The church puts us, through baptism, into relationship with others and with Christ, in the love, joy and peace of the Holy Spirit.  In the Creed, which we will say shortly, we associate the work of the Sprit with, amongst other things, the life of the Church, the focus, but not exclusive locus, of the activity of the Spirit in our world. The twelve, of which Simon and Jude were a part, are the foundation stones of the Church: the very number of them echoes the twelve tribes of Israel, the sons of Jacob; in other words Joseph and his brothers. The widespread expectation at the time of Jesus was that the coming Messiah would re-establish the twelve tribes as his kingdom was heralded, as if it were to be a concrete political entity, the sort of thing Simon as a Zealot longed for. The twelve presage the church, founded by Christ, which is itself a concrete social-political entity, but also a herald and manifestation of the Kingdom of God in our midst, the aspiration and hope of how human society renewed and transfigured might be.

So there is a huge amount to reflect on in this double act, what they bring as individuals, how they prompt us to value the insights of others in our life of faith, the relationships we forge in the Body of Christ as brothers and sisters, those who hear his word, eat together at his Table, sent out in mission.
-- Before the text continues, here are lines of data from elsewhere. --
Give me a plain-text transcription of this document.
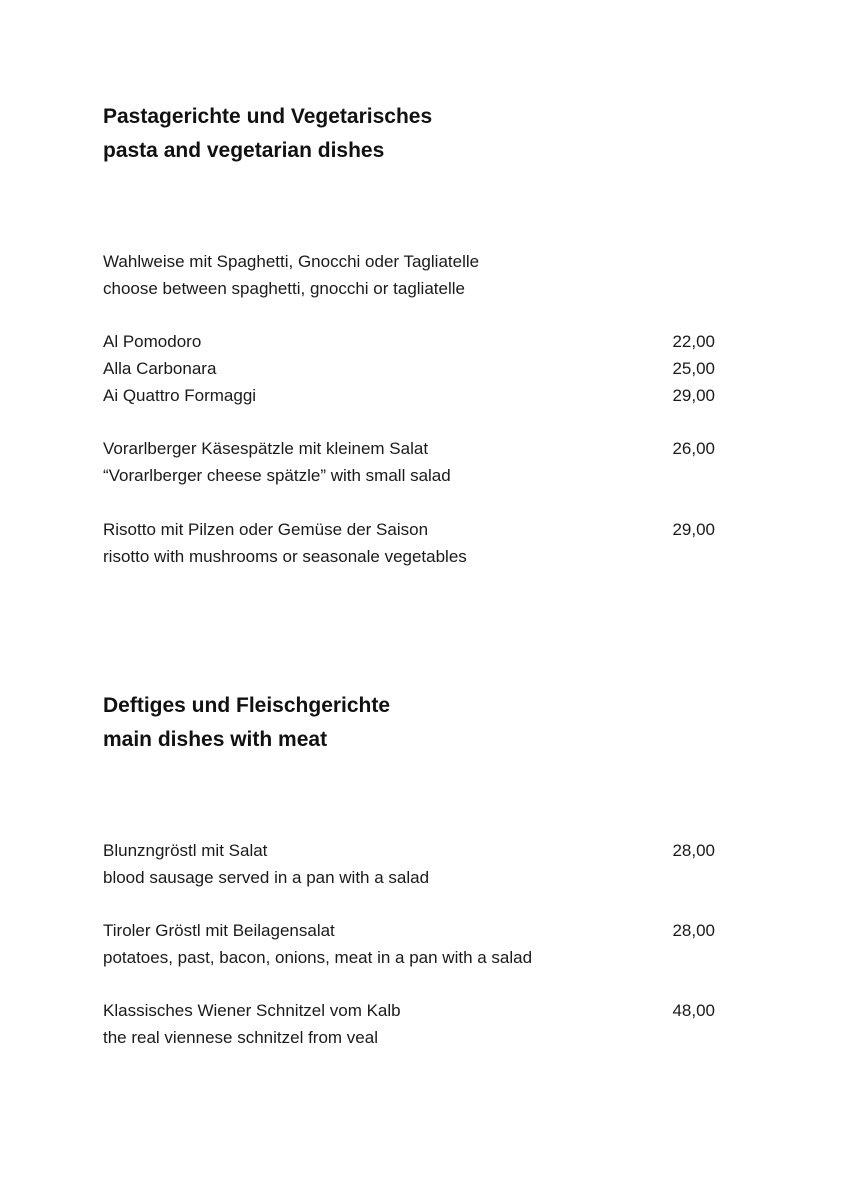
Pastagerichte und Vegetarisches
pasta and vegetarian dishes
Wahlweise mit Spaghetti, Gnocchi oder Tagliatelle
choose between spaghetti, gnocchi or tagliatelle
Al Pomodoro	22,00
Alla Carbonara	25,00
Ai Quattro Formaggi	29,00
Vorarlberger Käsespätzle mit kleinem Salat	26,00
“Vorarlberger cheese spätzle” with small salad
Risotto mit Pilzen oder Gemüse der Saison	29,00
risotto with mushrooms or seasonale vegetables
Deftiges und Fleischgerichte
main dishes with meat
Blunzngröstl mit Salat	28,00
blood sausage served in a pan with a salad
Tiroler Gröstl mit Beilagensalat	28,00
potatoes, past, bacon, onions, meat in a pan with a salad
Klassisches Wiener Schnitzel vom Kalb	48,00
the real viennese schnitzel from veal
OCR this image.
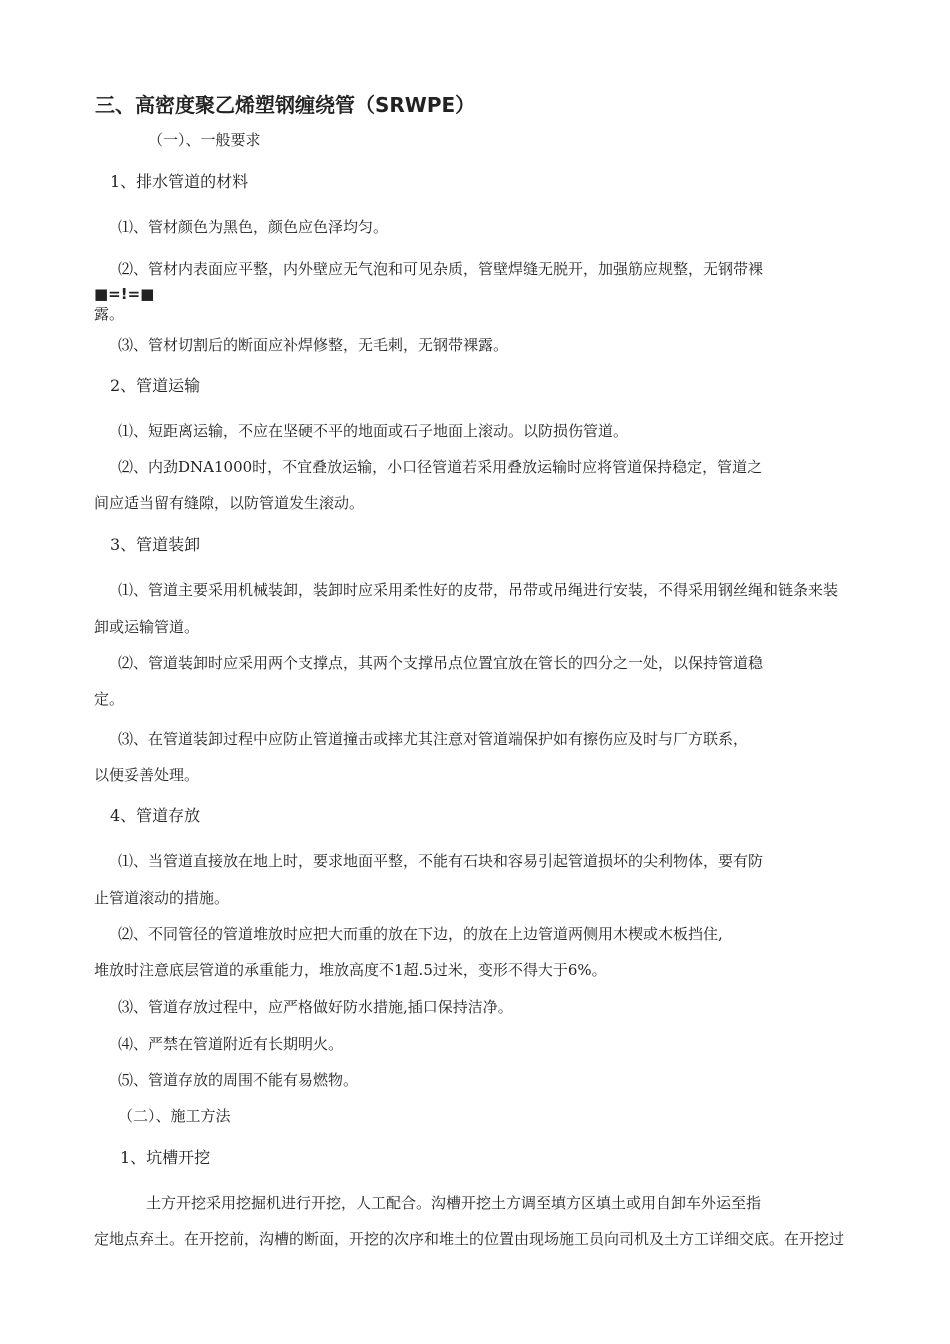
三、高密度聚乙烯塑钢缠绕管（SRWPE）
（一）、一般要求
1、排水管道的材料
⑴、管材颜色为黑色，颜色应色泽均匀。
⑵、管材内表面应平整，内外壁应无气泡和可见杂质，管壁焊缝无脱开，加强筋应规整，无钢带裸
■=!=■
露。
⑶、管材切割后的断面应补焊修整，无毛刺，无钢带裸露。
2、管道运输
⑴、短距离运输，不应在坚硬不平的地面或石子地面上滚动。以防损伤管道。
⑵、内劲DNA1000时，不宜叠放运输，小口径管道若采用叠放运输时应将管道保持稳定，管道之
间应适当留有缝隙，以防管道发生滚动。
3、管道装卸
⑴、管道主要采用机械装卸，装卸时应采用柔性好的皮带，吊带或吊绳进行安装，不得采用钢丝绳和链条来装
卸或运输管道。
⑵、管道装卸时应采用两个支撑点，其两个支撑吊点位置宜放在管长的四分之一处，以保持管道稳
定。
⑶、在管道装卸过程中应防止管道撞击或摔尤其注意对管道端保护如有擦伤应及时与厂方联系，
以便妥善处理。
4、管道存放
⑴、当管道直接放在地上时，要求地面平整，不能有石块和容易引起管道损坏的尖利物体，要有防
止管道滚动的措施。
⑵、不同管径的管道堆放时应把大而重的放在下边，的放在上边管道两侧用木楔或木板挡住,
堆放时注意底层管道的承重能力，堆放高度不1超.5过米，变形不得大于6%。
⑶、管道存放过程中，应严格做好防水措施,插口保持洁净。
⑷、严禁在管道附近有长期明火。
⑸、管道存放的周围不能有易燃物。
（二）、施工方法
1、坑槽开挖
土方开挖采用挖掘机进行开挖，人工配合。沟槽开挖土方调至填方区填土或用自卸车外运至指
定地点弃土。在开挖前，沟槽的断面，开挖的次序和堆土的位置由现场施工员向司机及土方工详细交底。在开挖过
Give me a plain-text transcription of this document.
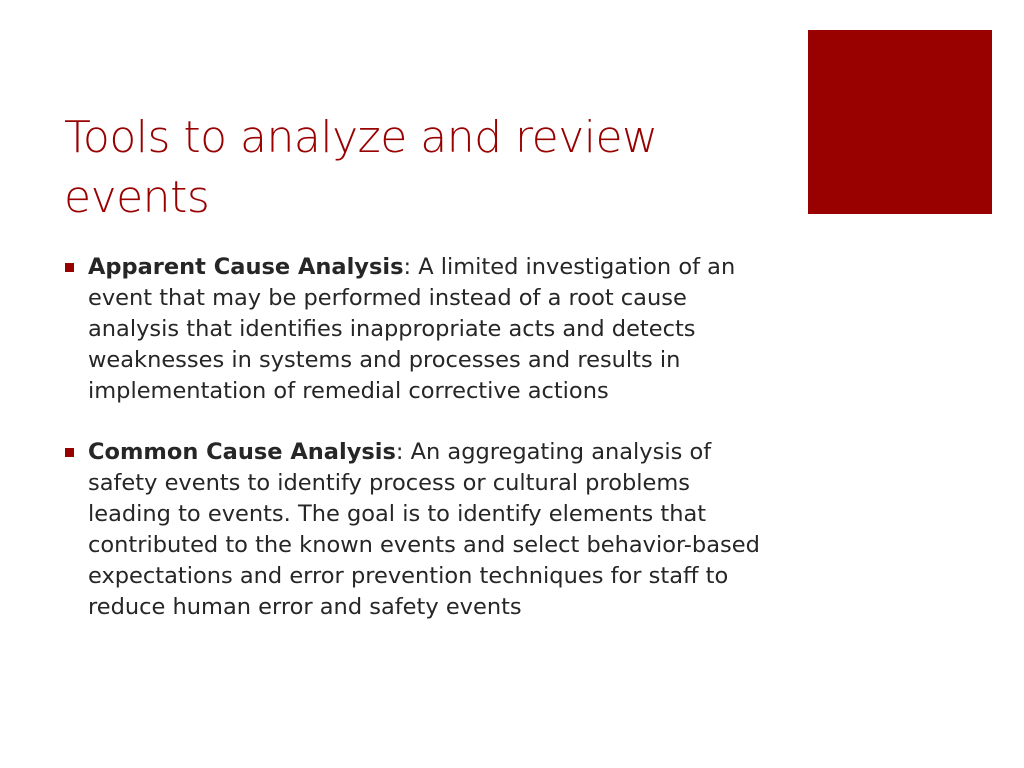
Tools to analyze and review events
Apparent Cause Analysis: A limited investigation of an event that may be performed instead of a root cause analysis that identifies inappropriate acts and detects weaknesses in systems and processes and results in implementation of remedial corrective actions
Common Cause Analysis: An aggregating analysis of safety events to identify process or cultural problems leading to events. The goal is to identify elements that contributed to the known events and select behavior-based expectations and error prevention techniques for staff to reduce human error and safety events
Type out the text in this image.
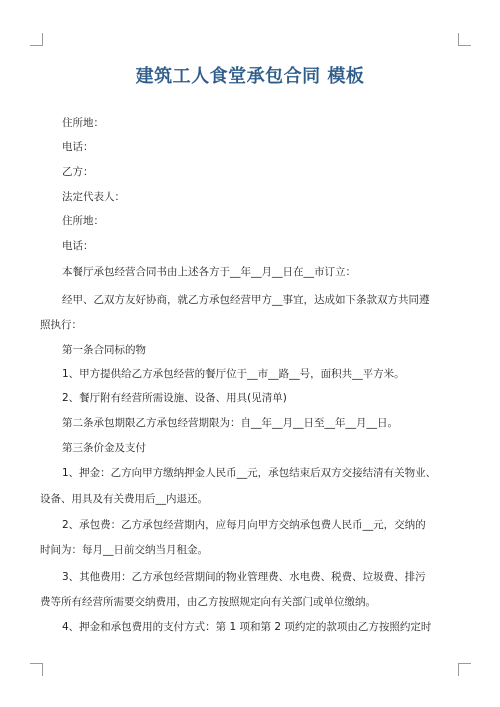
建筑工人食堂承包合同 模板
住所地：
电话：
乙方：
法定代表人：
住所地：
电话：
本餐厅承包经营合同书由上述各方于__年__月__日在__市订立：
经甲、乙双方友好协商，就乙方承包经营甲方__事宜，达成如下条款双方共同遵
照执行：
第一条合同标的物
1、甲方提供给乙方承包经营的餐厅位于__市__路__号，面积共__平方米。
2、餐厅附有经营所需设施、设备、用具(见清单)
第二条承包期限乙方承包经营期限为：自__年__月__日至__年__月__日。
第三条价金及支付
1、押金：乙方向甲方缴纳押金人民币__元，承包结束后双方交接结清有关物业、
设备、用具及有关费用后__内退还。
2、承包费：乙方承包经营期内，应每月向甲方交纳承包费人民币__元，交纳的
时间为：每月__日前交纳当月租金。
3、其他费用：乙方承包经营期间的物业管理费、水电费、税费、垃圾费、排污
费等所有经营所需要交纳费用，由乙方按照规定向有关部门或单位缴纳。
4、押金和承包费用的支付方式：第 1 项和第 2 项约定的款项由乙方按照约定时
May we be mutually encouraging, together searching in wisdom, face to face, exchanging peace. In that space between to human persons there is space for the presence of Christ to dwell, to mediate and guide, so that rich conversations lead us close to the Father.

So in Jude’s own words:

Now to him who is able to keep you from falling, and to make you stand without blemish in the presence of his glory with rejoicing, to the only God our Saviour, through Jesus Christ our Lord, be glory, majesty, power and authority, before all time and now and forever. Amen.